Ella se quedó ilusionada a la par que triste. Por lo visto Rob había sido siempre el amor platónico de Mar, ella no le quitaba ojo en clase, pero el nunca tuvo una mirada de complicidad ni una sola palabra amable para ella. Sin embargo, cuando Mar oía esas palabras que años atrás la hubiesen convertido la chica más feliz de Salamanca, ahora solo la traían amargura.

Amargura porque ella estaba saliendo con un chico, al que posiblemente no deseaba tanto como Rob, pero al que quería y respetaba, y no iba a hacerle sufrir por un antiguo amor de universidad.

Ella abroncó fuerte a Rob, le dijo que en un pasado hubiese sido lo mejor que la podía haber dicho, pero que ahora ya era tarde.

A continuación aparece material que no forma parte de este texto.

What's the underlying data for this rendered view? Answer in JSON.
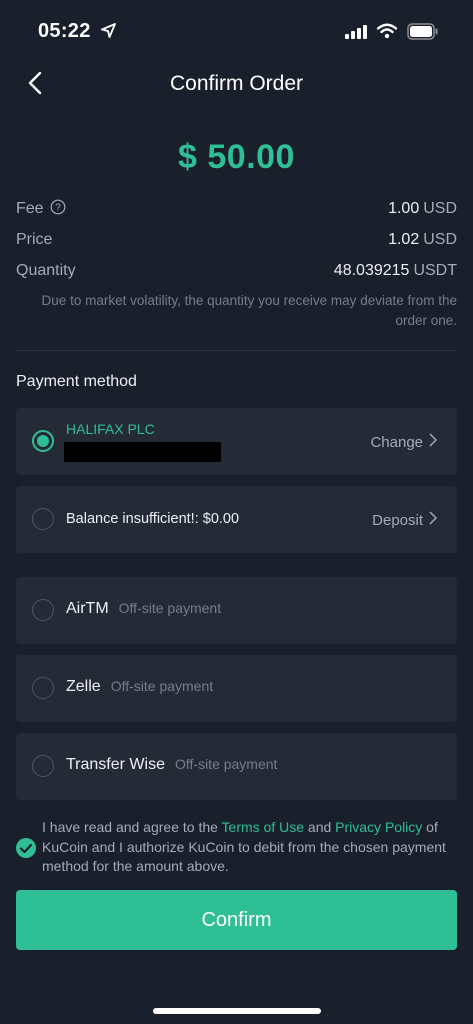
{
  "status_bar": {
    "time": "05:22",
    "icons": [
      "location-arrow-icon",
      "signal-icon",
      "wifi-icon",
      "battery-icon"
    ]
  },
  "header": {
    "title": "Confirm Order",
    "back_icon": "chevron-left-icon"
  },
  "order": {
    "amount": "$ 50.00",
    "fee_label": "Fee",
    "fee_value": "1.00",
    "fee_unit": "USD",
    "price_label": "Price",
    "price_value": "1.02",
    "price_unit": "USD",
    "quantity_label": "Quantity",
    "quantity_value": "48.039215",
    "quantity_unit": "USDT",
    "disclaimer": "Due to market volatility, the quantity you receive may deviate from the order one."
  },
  "payment": {
    "section_title": "Payment method",
    "bank": {
      "name": "HALIFAX PLC",
      "account_masked": "",
      "action": "Change",
      "selected": true
    },
    "balance": {
      "label": "Balance insufficient!: $0.00",
      "action": "Deposit",
      "selected": false
    },
    "options": [
      {
        "name": "AirTM",
        "sub": "Off-site payment",
        "selected": false
      },
      {
        "name": "Zelle",
        "sub": "Off-site payment",
        "selected": false
      },
      {
        "name": "Transfer Wise",
        "sub": "Off-site payment",
        "selected": false
      }
    ]
  },
  "agreement": {
    "checked": true,
    "text_1": "I have read and agree to the ",
    "terms_link": "Terms of Use",
    "text_2": " and ",
    "privacy_link": "Privacy Policy",
    "text_3": " of KuCoin and I authorize KuCoin to debit from the chosen payment method for the amount above."
  },
  "confirm_label": "Confirm",
  "colors": {
    "background": "#1a1f2c",
    "card": "#252a37",
    "accent": "#2fbf94",
    "muted": "#a5abb7"
  }
}
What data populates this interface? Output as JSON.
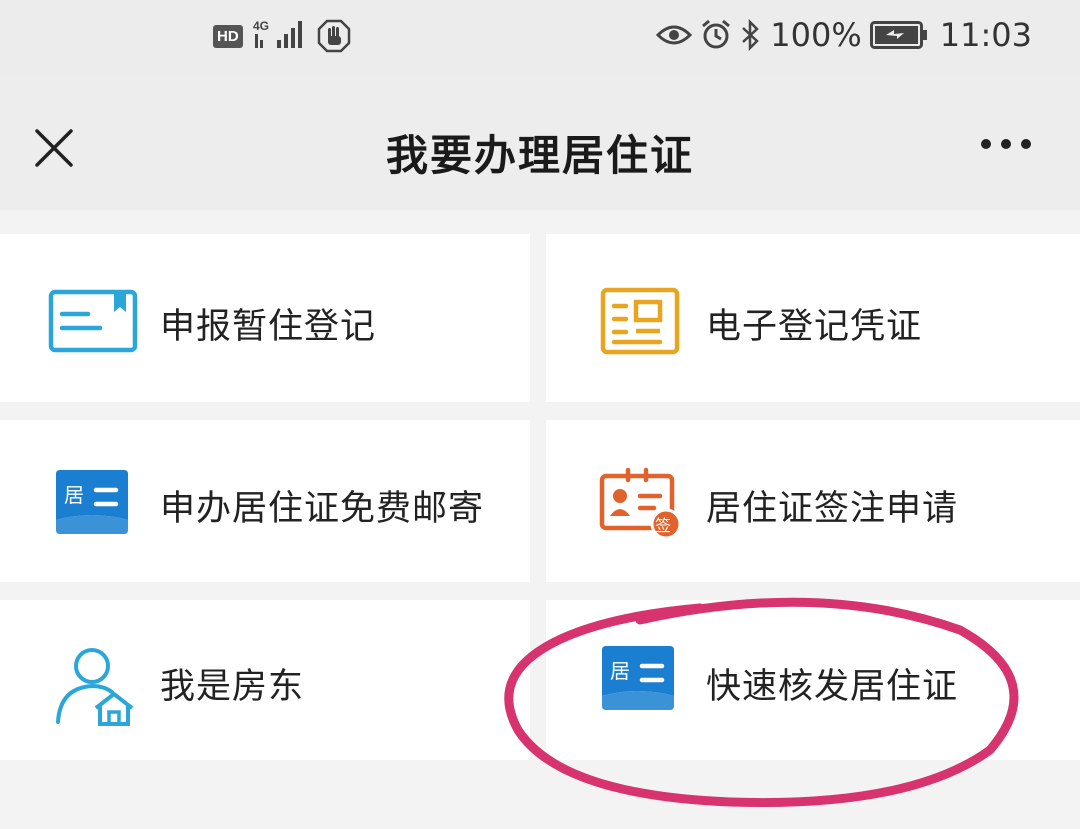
{
  "status_bar": {
    "hd": "HD",
    "network": "4G",
    "battery_percent": "100%",
    "time": "11:03"
  },
  "nav": {
    "title": "我要办理居住证"
  },
  "menu": {
    "items": [
      {
        "label": "申报暂住登记",
        "icon": "id-card-flag-icon",
        "color": "#2aa6d9"
      },
      {
        "label": "电子登记凭证",
        "icon": "document-icon",
        "color": "#e9a521"
      },
      {
        "label": "申办居住证免费邮寄",
        "icon": "residence-card-icon",
        "color": "#1a7fd0"
      },
      {
        "label": "居住证签注申请",
        "icon": "badge-sign-icon",
        "color": "#e0632c"
      },
      {
        "label": "我是房东",
        "icon": "landlord-icon",
        "color": "#2aa6d9"
      },
      {
        "label": "快速核发居住证",
        "icon": "residence-card-icon",
        "color": "#1a7fd0"
      }
    ]
  },
  "card_icon_text": {
    "ju": "居",
    "qian": "签"
  },
  "highlight_color": "#d6336f"
}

Sin embargo dejó una puerta abierta a la esperanza: “Rob, nunca es demasiado tarde para nada, lucha por lo que quieres” Sabia frase que el bueno de Rob no supo como tomarse en el acto.

Pasó unos días sumido entre la euforia de saber que gusta, y que gusta a las chicas que le gustan, pero también en la depresión de que nunca nada acaba bien. De todas formas, Rob siempre aprovecha cualquier acción o efecto para hacerse fuerte, y empezó a conocer realmente el funcionamiento del mundo y de las personas.

Sacó en claro que no hay dos personas iguales, y que no se pueden crear arquetipos, ni patrones de conducta. Nunca se puede dar nada por sentado, ni poner la mano en el fuego por nadie. Rob había vivido demasiadas falsedades, puñaladas traperas entre gente que se quiere… se puede decir que estaba entendiendo el mecanismo de la vida.

Pero en el juego de la vida, no se permite participar cuando conoces las cartas de los contrarios. Cuando Rob sabía exactamente como había que actuar, los valores por los que merecía la pena luchar, y de la hipocresía que había que pasar, una extraña enfermad se apoderó de su cuerpo.

Fue mermando su capacidad intelectual y física poco a poco. En poco más de un mes fue devorado por una terrible enfermedad que aún se desconoce. Los pasó solo en su piso, no quería hacer sufrir a familiares o amigos por el estado tan lamentable en el que se encontraba. Terminó saliendo del mundo, casi casi como entró, sin pena ni gloria. Llorado por muy pocos, e ignorado por la gran mayoría, Roberto España nos abandonó hace muy poquito tiempo.

-- Nota del redactor --

Sirva este relato-artículo para hacer un homenaje a su memoria. Para que saquéis vuestras propias conclusiones los vivos, los ciervos… o cualquiera que lea esta web. Desgraciadamente en esta vida siempre nos damos cuenta tarde de lo que realmente merece la pena. Yo os animaría a todos los que leéis estas líneas que disfrutéis la vida al máximo, que dejéis de darle más importancia a cosas banales como tener un mejor coche, una mejor camisa, y que os améis más los unos a los otros. En este mundo, sin las personas, no hay vida que exista. Un mejor coche, puede hacernos llegar antes a nuestro destino. Un ordenador más potente puede hacernos convertir videos a mpeg2 en una hora antes; pero lo que ganamos cuando un amigo nos sonríe, nos da las gracias o cuando una persona del sexo contrario nos dice lo feliz que la estamos haciendo, eso, amigos ciervos, es vivir.

Un saludo muy emotivo a Roberto España, estés donde estés.